Demenz

09.11.2022

Was sich gegen Alz­hei­mer im Alter tun lässt

Die steigende Lebenserwartung hat eine Kehrseite: Immer mehr Menschen leiden an Alzheimer. Ein gesunder Lebensstil beugt der Krankheit aber vor. Auch ein Heilmittel scheint nicht mehr fern.

© Alex Motoc / Unsplash

Wenn das Erinnerungsvermögen nachlässt, erkennen Menschen mitunter nicht einmal ihr Spiegelbild wieder.  

Unser Gehirn ist ein Meister der Anpassung. Erblindet ein Mensch, programmiert es sich um und nutzt fortan das Gehör für die Orientierung. Gehen bei einem Schlaganfall Nervenzellen verloren, können verbliebene Zellen deren Job übernehmen und dem Patienten seine Sprachfähigkeit zurückgeben. „Das ist einfach faszinierend“, findet Nadine Diersch. Die Neurowissenschaftlerin hat in ihrer Arbeit immer wieder beobachtet, wie gut das Gehirn darin ist, Verluste auszugleichen. Aber auch, wo es Grenzen gibt. Zum Beispiel bei den rund 1,8 Millionen Deutschen, die an einer Demenz leiden.

Gut 50 verschiedene Formen dieser Erkrankung gibt es. Die mit zwei Drittel häufigste aller Fälle ist die Alzheimer-Demenz. Sie entsteht, weil bestimmte Eiweiße im Gehirn nicht mehr so recht abgebaut werden, sich daraufhin in und an den Nervenzellen ablagern und sie so zunehmend zerstören. Geschädigt werden vor allem der Hippocampus und die Großhirnrinde – jene Hirnregionen, in denen Denken, Lernen und Erinnern ablaufen. Die Folgen für Betroffene sind gravierend: Alzheimer erschwert Wortfindung und Urteilsvermögen, raubt das Gefühl für Zeit und Raum, lässt nicht nur vergessen, wo der Autoschlüssel liegt, sondern auch wofür er benutzt wird.

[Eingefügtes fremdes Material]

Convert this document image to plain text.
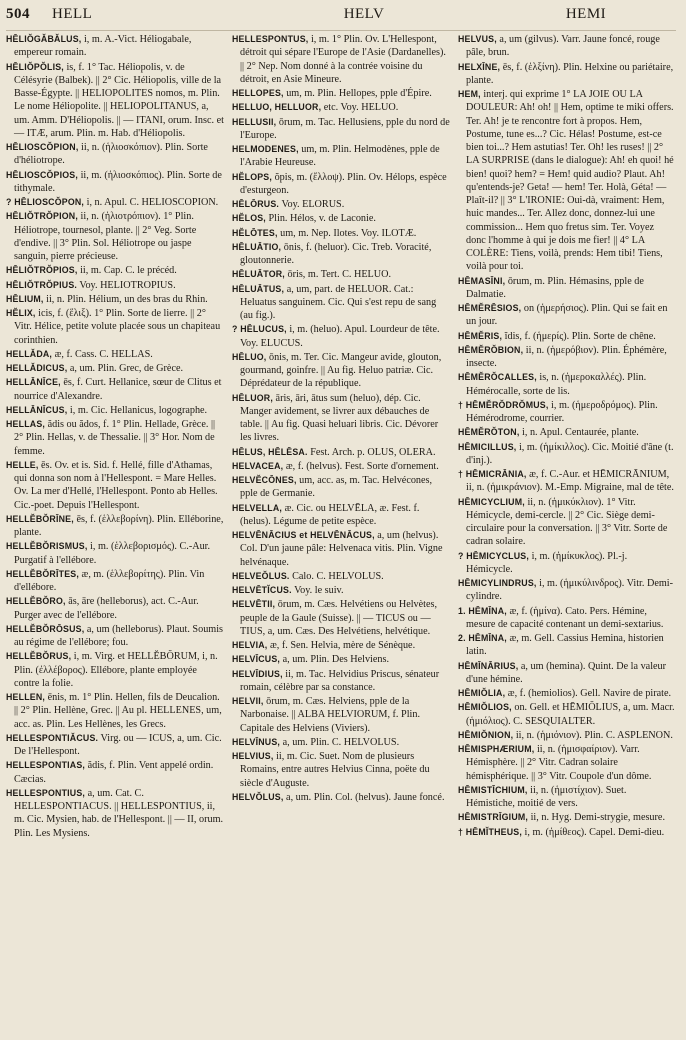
504	HELL	HELV	HEMI

HĒLIŎGĂBĂLUS, i, m. A.-Vict. Héliogabale, empereur romain.

HĒLIŎPŎLIS, is, f. 1° Tac. Héliopolis, v. de Célésyrie (Balbek). || 2° Cic. Héliopolis, ville de la Basse-Égypte. || HELIOPOLITES nomos, m. Plin. Le nome Héliopolite. || HELIOPOLITANUS, a, um. Amm. D'Héliopolis. || — ITANI, orum. Insc. et — ITÆ, arum. Plin. m. Hab. d'Héliopolis.

HĒLIOSCŎPION, ii, n. (ἡλιοσκόπιον). Plin. Sorte d'héliotrope.

HĒLIOSCŎPIOS, ii, m. (ἡλιοσκόπιος). Plin. Sorte de tithymale.

? HĒLIOSCŎPON, i, n. Apul. C. HELIOSCOPION.

HĒLIŎTRŎPION, ii, n. (ἡλιοτρόπιον). 1° Plin. Héliotrope, tournesol, plante. || 2° Veg. Sorte d'endive. || 3° Plin. Sol. Héliotrope ou jaspe sanguin, pierre précieuse.

HĒLIŎTRŎPIOS, ii, m. Cap. C. le précéd.

HĒLIŎTRŎPIUS. Voy. HELIOTROPIUS.

HĒLIUM, ii, n. Plin. Hélium, un des bras du Rhin.

HĔLIX, icis, f. (ἕλιξ). 1° Plin. Sorte de lierre. || 2° Vitr. Hélice, petite volute placée sous un chapiteau corinthien.

HELLĂDA, æ, f. Cass. C. HELLAS.

HELLĂDICUS, a, um. Plin. Grec, de Grèce.

HELLĀNĪCE, ēs, f. Curt. Hellanice, sœur de Clitus et nourrice d'Alexandre.

HELLĀNĪCUS, i, m. Cic. Hellanicus, logographe.

HELLAS, ădis ou ădos, f. 1° Plin. Hellade, Grèce. || 2° Plin. Hellas, v. de Thessalie. || 3° Hor. Nom de femme.

HELLE, ēs. Ov. et is. Sid. f. Hellé, fille d'Athamas, qui donna son nom à l'Hellespont. = Mare Helles. Ov. La mer d'Hellé, l'Hellespont. Ponto ab Helles. Cic.-poet. Depuis l'Hellespont.

HELLĔBŎRĪNE, ēs, f. (ἑλλεβορίνη). Plin. Elléborine, plante.

HELLĔBŎRISMUS, i, m. (ἑλλεβορισμός). C.-Aur. Purgatif à l'ellébore.

HELLĔBŎRĪTES, æ, m. (ἑλλεβορίτης). Plin. Vin d'ellébore.

HELLĔBŎRO, ās, āre (helleborus), act. C.-Aur. Purger avec de l'ellébore.

HELLĔBŎRŌSUS, a, um (helleborus). Plaut. Soumis au régime de l'ellébore; fou.

HELLĔBŎRUS, i, m. Virg. et HELLĔBŎRUM, i, n. Plin. (ἐλλέβορος). Ellébore, plante employée contre la folie.

HELLEN, ēnis, m. 1° Plin. Hellen, fils de Deucalion. || 2° Plin. Hellène, Grec. || Au pl. HELLENES, um, acc. as. Plin. Les Hellènes, les Grecs.

HELLESPONTIĂCUS. Virg. ou — ICUS, a, um. Cic. De l'Hellespont.

HELLESPONTIAS, ădis, f. Plin. Vent appelé ordin. Cæcias.

HELLESPONTIUS, a, um. Cat. C. HELLESPONTIACUS. || HELLESPONTIUS, ii, m. Cic. Mysien, hab. de l'Hellespont. || — II, orum. Plin. Les Mysiens.

HELLESPONTUS, i, m. 1° Plin. Ov. L'Hellespont, détroit qui sépare l'Europe de l'Asie (Dardanelles). || 2° Nep. Nom donné à la contrée voisine du détroit, en Asie Mineure.

HELLOPES, um, m. Plin. Hellopes, pple d'Épire.

HELLUO, HELLUOR, etc. Voy. HELUO.

HELLUSII, ōrum, m. Tac. Hellusiens, pple du nord de l'Europe.

HELMODENES, um, m. Plin. Helmodènes, pple de l'Arabie Heureuse.

HĔLOPS, ŏpis, m. (ἔλλοψ). Plin. Ov. Hélops, espèce d'esturgeon.

HĒLŌRUS. Voy. ELORUS.

HĔLOS, Plin. Hélos, v. de Laconie.

HĔLŌTES, um, m. Nep. Ilotes. Voy. ILOTÆ.

HĒLUĀTIO, ōnis, f. (heluor). Cic. Treb. Voracité, gloutonnerie.

HĒLUĀTOR, ōris, m. Tert. C. HELUO.

HĒLUĀTUS, a, um, part. de HELUOR. Cat.: Heluatus sanguinem. Cic. Qui s'est repu de sang (au fig.).

? HĒLUCUS, i, m. (heluo). Apul. Lourdeur de tête. Voy. ELUCUS.

HĒLUO, ōnis, m. Ter. Cic. Mangeur avide, glouton, gourmand, goinfre. || Au fig. Heluo patriæ. Cic. Déprédateur de la république.

HĒLUOR, āris, āri, ātus sum (heluo), dép. Cic. Manger avidement, se livrer aux débauches de table. || Au fig. Quasi heluari libris. Cic. Dévorer les livres.

HĒLUS, HĒLĒSA. Fest. Arch. p. OLUS, OLERA.

HELVACEA, æ, f. (helvus). Fest. Sorte d'ornement.

HELVĔCŌNES, um, acc. as, m. Tac. Helvécones, pple de Germanie.

HELVELLA, æ. Cic. ou HELVĒLA, æ. Fest. f. (helus). Légume de petite espèce.

HELVĒNĀCIUS et HELVĒNĀCUS, a, um (helvus). Col. D'un jaune pâle: Helvenaca vitis. Plin. Vigne helvénaque.

HELVEŎLUS. Calo. C. HELVOLUS.

HELVĒTĬCUS. Voy. le suiv.

HELVĒTII, ōrum, m. Cæs. Helvétiens ou Helvètes, peuple de la Gaule (Suisse). || — TICUS ou — TIUS, a, um. Cæs. Des Helvétiens, helvétique.

HELVIA, æ, f. Sen. Helvia, mère de Sénèque.

HELVĪCUS, a, um. Plin. Des Helviens.

HELVĪDIUS, ii, m. Tac. Helvidius Priscus, sénateur romain, célèbre par sa constance.

HELVII, ōrum, m. Cæs. Helviens, pple de la Narbonaise. || ALBA HELVIORUM, f. Plin. Capitale des Helviens (Viviers).

HELVĪNUS, a, um. Plin. C. HELVOLUS.

HELVIUS, ii, m. Cic. Suet. Nom de plusieurs Romains, entre autres Helvius Cinna, poëte du siècle d'Auguste.

HELVŎLUS, a, um. Plin. Col. (helvus). Jaune foncé.

HELVUS, a, um (gilvus). Varr. Jaune foncé, rouge pâle, brun.

HELXĪNE, ēs, f. (ἑλξίνη). Plin. Helxine ou pariétaire, plante.

HEM, interj. qui exprime 1° LA JOIE OU LA DOULEUR: Ah! oh! || Hem, optime te miki offers. Ter. Ah! je te rencontre fort à propos. Hem, Postume, tune es...? Cic. Hélas! Postume, est-ce bien toi...? Hem astutias! Ter. Oh! les ruses! || 2° LA SURPRISE (dans le dialogue): Ah! eh quoi! hé bien! quoi? hem? = Hem! quid audio? Plaut. Ah! qu'entends-je? Geta! — hem! Ter. Holà, Géta! — Plaît-il? || 3° L'IRONIE: Oui-dà, vraiment: Hem, huic mandes... Ter. Allez donc, donnez-lui une commission... Hem quo fretus sim. Ter. Voyez donc l'homme à qui je dois me fier! || 4° LA COLÈRE: Tiens, voilà, prends: Hem tibi! Tiens, voilà pour toi.

HĒMASĪNI, ōrum, m. Plin. Hémasins, pple de Dalmatie.

HĒMĔRĒSIOS, on (ἡμερήσιος). Plin. Qui se fait en un jour.

HĒMĔRIS, ĭdis, f. (ἡμερίς). Plin. Sorte de chêne.

HĒMĔRŎBION, ii, n. (ἡμερόβιον). Plin. Éphémère, insecte.

HĒMĔRŎCALLES, is, n. (ἡμεροκαλλές). Plin. Hémérocalle, sorte de lis.

† HĒMĔRŎDRŎMUS, i, m. (ἡμεροδρόμος). Plin. Hémérodrome, courrier.

HĒMĔRŎTON, i, n. Apul. Centaurée, plante.

HĒMICILLUS, i, m. (ἡμίκιλλος). Cic. Moitié d'âne (t. d'inj.).

† HĒMICRĀNIA, æ, f. C.-Aur. et HĒMICRĀNIUM, ii, n. (ἡμικράνιον). M.-Emp. Migraine, mal de tête.

HĒMICYCLIUM, ii, n. (ἡμικύκλιον). 1° Vitr. Hémicycle, demi-cercle. || 2° Cic. Siège demi-circulaire pour la conversation. || 3° Vitr. Sorte de cadran solaire.

? HĒMICYCLUS, i, m. (ἡμίκυκλος). Pl.-j. Hémicycle.

HĒMICYLINDRUS, i, m. (ἡμικύλινδρος). Vitr. Demi-cylindre.

1. HĒMĪNA, æ, f. (ἡμίνα). Cato. Pers. Hémine, mesure de capacité contenant un demi-sextarius.

2. HĒMĪNA, æ, m. Gell. Cassius Hemina, historien latin.

HĒMĪNĀRIUS, a, um (hemina). Quint. De la valeur d'une hémine.

HĒMIŎLIA, æ, f. (hemiolios). Gell. Navire de pirate.

HĒMIŎLIOS, on. Gell. et HĒMIŎLIUS, a, um. Macr. (ἡμιόλιος). C. SESQUIALTER.

HĒMIŎNION, ii, n. (ἡμιόνιον). Plin. C. ASPLENON.

HĒMISPHÆRIUM, ii, n. (ἡμισφαίριον). Varr. Hémisphère. || 2° Vitr. Cadran solaire hémisphérique. || 3° Vitr. Coupole d'un dôme.

HĒMISTĪCHIUM, ii, n. (ἡμιστίχιον). Suet. Hémistiche, moitié de vers.

HĒMISTRĪGIUM, ii, n. Hyg. Demi-strygie, mesure.

† HĒMĬTHEUS, i, m. (ἡμίθεος). Capel. Demi-dieu.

Alzheimer ist eine typische Alterskrankheit

Alzheimer ist eine typische Alterskrankheit. Mehr als 94 Prozent der Demenz-Patienten 65 Jahre oder älter. Bei 80-Jährigen leidet jeder Achte, bei 90-Jährigen sogar jeder Dritte unter schleichendem Vergessen. Das Älterwerden deshalb zu fürchten, sollte jedoch niemand, sagt Forscherin Diersch. „Es gibt zwar keine Garantie, aber wir können durchaus vorbeugen. Vor allem unser Verhalten ab der Mitte des Lebens bestimmt entscheidend über die geistige Verfassung im Alter.“

Eine aktuelle Modellrechnung bestätigt das: Demnach könnten 40 Prozent der Demenz-Erkrankungen verhindert oder zumindest in ihrem Verlauf verlangsamt werden – vorausgesetzt zwölf Risikofaktoren würden im großen Stil aus dem Leben der Menschen verschwinden. Bluthochdruck und Typ 2-Diabetes gehören ebenso dazu wie das Rauchen, Übergewicht und eine Ernährung, die aus viel rotem Fleisch, Fertigprodukten und Süßigkeiten besteht. Auch ein Mangel an sportlicher Aktivität schadet dem Hirn.

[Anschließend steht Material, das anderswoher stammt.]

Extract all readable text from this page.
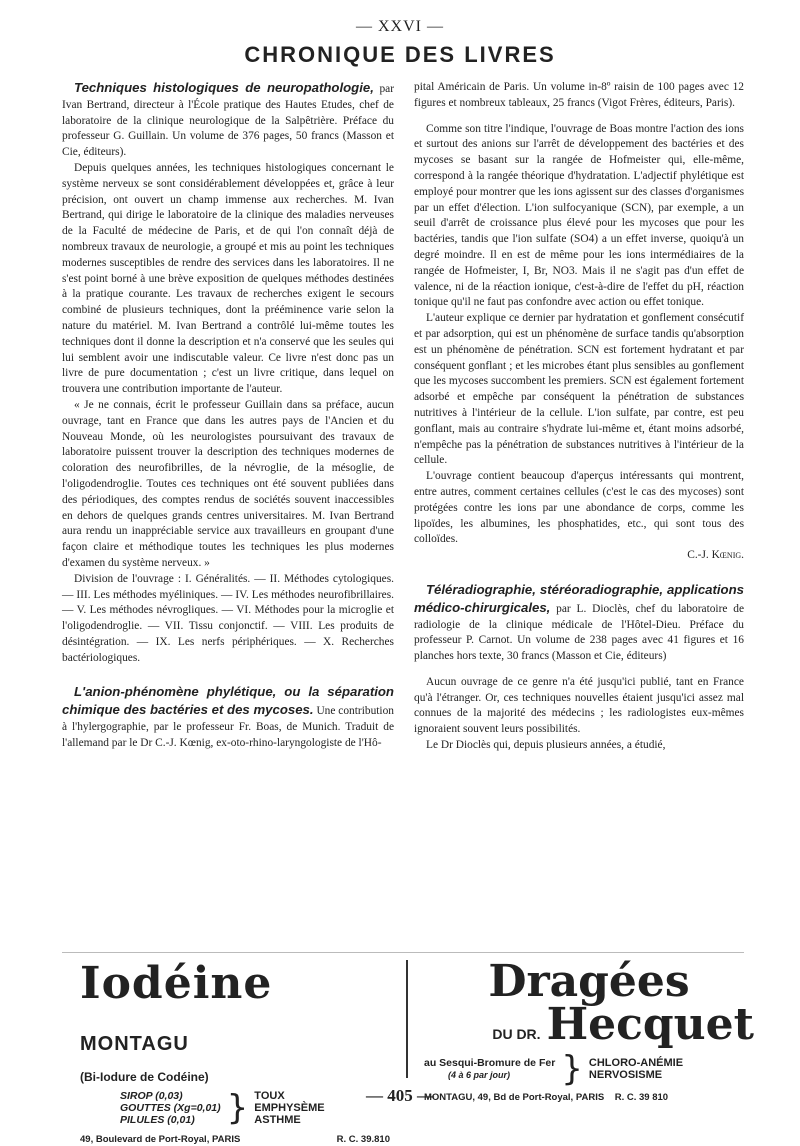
— XXVI —
CHRONIQUE DES LIVRES

Techniques histologiques de neuropathologie, par Ivan Bertrand, directeur à l'École pratique des Hautes Etudes, chef de laboratoire de la clinique neurologique de la Salpêtrière. Préface du professeur G. Guillain. Un volume de 376 pages, 50 francs (Masson et Cie, éditeurs).

Depuis quelques années, les techniques histologiques concernant le système nerveux se sont considérablement développées et, grâce à leur précision, ont ouvert un champ immense aux recherches. M. Ivan Bertrand, qui dirige le laboratoire de la clinique des maladies nerveuses de la Faculté de médecine de Paris, et de qui l'on connaît déjà de nombreux travaux de neurologie, a groupé et mis au point les techniques modernes susceptibles de rendre des services dans les laboratoires. Il ne s'est point borné à une brève exposition de quelques méthodes destinées à la pratique courante. Les travaux de recherches exigent le secours combiné de plusieurs techniques, dont la prééminence varie selon la nature du matériel. M. Ivan Bertrand a contrôlé lui-même toutes les techniques dont il donne la description et n'a conservé que les seules qui lui semblent avoir une indiscutable valeur. Ce livre n'est donc pas un livre de pure documentation ; c'est un livre critique, dans lequel on trouvera une contribution importante de l'auteur.

« Je ne connais, écrit le professeur Guillain dans sa préface, aucun ouvrage, tant en France que dans les autres pays de l'Ancien et du Nouveau Monde, où les neurologistes poursuivant des travaux de laboratoire puissent trouver la description des techniques modernes de coloration des neurofibrilles, de la névroglie, de la mésoglie, de l'oligodendroglie. Toutes ces techniques ont été souvent publiées dans des périodiques, des comptes rendus de sociétés souvent inaccessibles en dehors de quelques grands centres universitaires. M. Ivan Bertrand aura rendu un inappréciable service aux travailleurs en groupant d'une façon claire et méthodique toutes les techniques les plus modernes d'examen du système nerveux. »

Division de l'ouvrage : I. Généralités. — II. Méthodes cytologiques. — III. Les méthodes myéliniques. — IV. Les méthodes neurofibrillaires. — V. Les méthodes névrogliques. — VI. Méthodes pour la microglie et l'oligodendroglie. — VII. Tissu conjonctif. — VIII. Les produits de désintégration. — IX. Les nerfs périphériques. — X. Recherches bactériologiques.

L'anion-phénomène phylétique, ou la séparation chimique des bactéries et des mycoses. Une contribution à l'hylergographie, par le professeur Fr. Boas, de Munich. Traduit de l'allemand par le Dr C.-J. Kœnig, ex-oto-rhino-laryngologiste de l'Hô-

pital Américain de Paris. Un volume in-8º raisin de 100 pages avec 12 figures et nombreux tableaux, 25 francs (Vigot Frères, éditeurs, Paris).

Comme son titre l'indique, l'ouvrage de Boas montre l'action des ions et surtout des anions sur l'arrêt de développement des bactéries et des mycoses se basant sur la rangée de Hofmeister qui, elle-même, correspond à la rangée théorique d'hydratation. L'adjectif phylétique est employé pour montrer que les ions agissent sur des classes d'organismes par un effet d'élection. L'ion sulfocyanique (SCN), par exemple, a un seuil d'arrêt de croissance plus élevé pour les mycoses que pour les bactéries, tandis que l'ion sulfate (SO4) a un effet inverse, quoiqu'à un degré moindre. Il en est de même pour les ions intermédiaires de la rangée de Hofmeister, I, Br, NO3. Mais il ne s'agit pas d'un effet de valence, ni de la réaction ionique, c'est-à-dire de l'effet du pH, réaction tonique qu'il ne faut pas confondre avec action ou effet tonique.

L'auteur explique ce dernier par hydratation et gonflement consécutif et par adsorption, qui est un phénomène de surface tandis qu'absorption est un phénomène de pénétration. SCN est fortement hydratant et par conséquent gonflant ; et les microbes étant plus sensibles au gonflement que les mycoses succombent les premiers. SCN est également fortement adsorbé et empêche par conséquent la pénétration de substances nutritives à l'intérieur de la cellule. L'ion sulfate, par contre, est peu gonflant, mais au contraire s'hydrate lui-même et, étant moins adsorbé, n'empêche pas la pénétration de substances nutritives à l'intérieur de la cellule.

L'ouvrage contient beaucoup d'aperçus intéressants qui montrent, entre autres, comment certaines cellules (c'est le cas des mycoses) sont protégées contre les ions par une abondance de corps, comme les lipoïdes, les albumines, les phosphatides, etc., qui sont tous des colloïdes.

C.-J. Kœnig.

Téléradiographie, stéréoradiographie, applications médico-chirurgicales, par L. Dioclès, chef du laboratoire de radiologie de la clinique médicale de l'Hôtel-Dieu. Préface du professeur P. Carnot. Un volume de 238 pages avec 41 figures et 16 planches hors texte, 30 francs (Masson et Cie, éditeurs)

Aucun ouvrage de ce genre n'a été jusqu'ici publié, tant en France qu'à l'étranger. Or, ces techniques nouvelles étaient jusqu'ici assez mal connues de la majorité des médecins ; les radiologistes eux-mêmes ignoraient souvent leurs possibilités.

Le Dr Dioclès qui, depuis plusieurs années, a étudié,

Iodéine MONTAGU
(Bi-Iodure de Codéine)
SIROP (0,03)
GOUTTES (Xg=0,01)
PILULES (0,01) } TOUX
EMPHYSÈME
ASTHME
49, Boulevard de Port-Royal, PARIS	R. C. 39.810
Dragées
DU DR. Hecquet
au Sesqui-Bromure de Fer
(4 à 6 par jour)	} CHLORO-ANÉMIE
NERVOSISME
MONTAGU, 49, Bd de Port-Royal, PARIS R. C. 39 810
— 405 —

Gesunder Lebensstil beugt Erkrankung vor

Was passiert, wenn nur ein paar dieser Risiken vermieden werden, zeigt eine Studie aus den USA. Über 19 Jahre hinweg wurden ältere Menschen zu ihrem Lebensstil befragt: Ob sie auf Tabak verzichten, sich mehrmals pro Woche sportlich betätigen, ihren Geist regelmäßig fordern oder sich gesund ernähren, etwa mit viel Obst und Gemüse. 65-jährige Frauen, die dies größtenteils bejahten, hatten im Schnitt noch 21,6 demenzfreie Jahre vor sich. Frauen, die überwiegend mit Nein antworteten, blieben dagegen im Schnitt nur 17 Jahre von der Erkrankung verschont. Bei ungesund lebenden Männern war die Demenzphase im Vergleich zu den „Gesunden“ sogar fast doppelt so lang.

Prävention ist also möglich – und auch dringend nötig. Denn die Zahl der Erkrankten könnte im Jahr 2050 auf rund 2,8 Millionen steigen. Weil die Deutschen immer länger leben und der Bevölkerungsanteil der über 65-Jährigen dann wahrscheinlich mehr als 30 Prozent betragen wird.

Frühe Diagnose erhöht Therapiechancen

Was viele jedoch nicht wissen: Alzheimer beginnt oft weit vor dem Rentenalter. „Wenn sich erste Ablagerungen im Gehirn bilden, gibt es meist noch keine erkennbaren Beschwerden. Bis Symptome auftreten, können gut und gerne 15 Jahre vergehen“, so Diersch.

Bei Neotiv, ihrem Arbeitgeber, widmet man sich daher der Früherkennung. Das Unternehmen hat eine App entwickelt, die in verschiedenen Tests potenzielle Gedächtnisprobleme erfasst. Patienten müssen sich  beispielsweise die Position von Gegenständen in einem Raum merken. Eine Fähigkeit, die mit der Funktion der Gehirnregion zusammenhängt, in der überschüssiges Eiweiß die Erinnerung blockieren kann. Andere Forscher erhoffen sich durch die Identifikation von Biomarkern im Blut eine bessere Früherkennung. 

Im Fall der Fälle gewinnt man so wertvolle Zeit, um therapeutische Maßnahmen effizient einzusetzen und den Verlauf  zu verzögern. Denn Studien belegen, dass Alzheimer-Medikamente im Anfangsstadium der Erkrankung am besten wirken.

Heilung in Sicht

Dass die Zahl der Demenz-Erkrankten unter 65 seit Jahren zunimmt und mittlerweile bei rund 100.000 liegt, ist daher paradoxerweise eine positive Entwicklung. Denn es gibt vor allem deshalb einen Anstieg, weil eine bessere Diagnostik mehr Befunde im Frühstadium ermöglicht. So kann man heute durch bildgebende Verfahren den Verlust von Hirnmasse bestimmen und früh die schädlichen Eiweiße sichtbar machen.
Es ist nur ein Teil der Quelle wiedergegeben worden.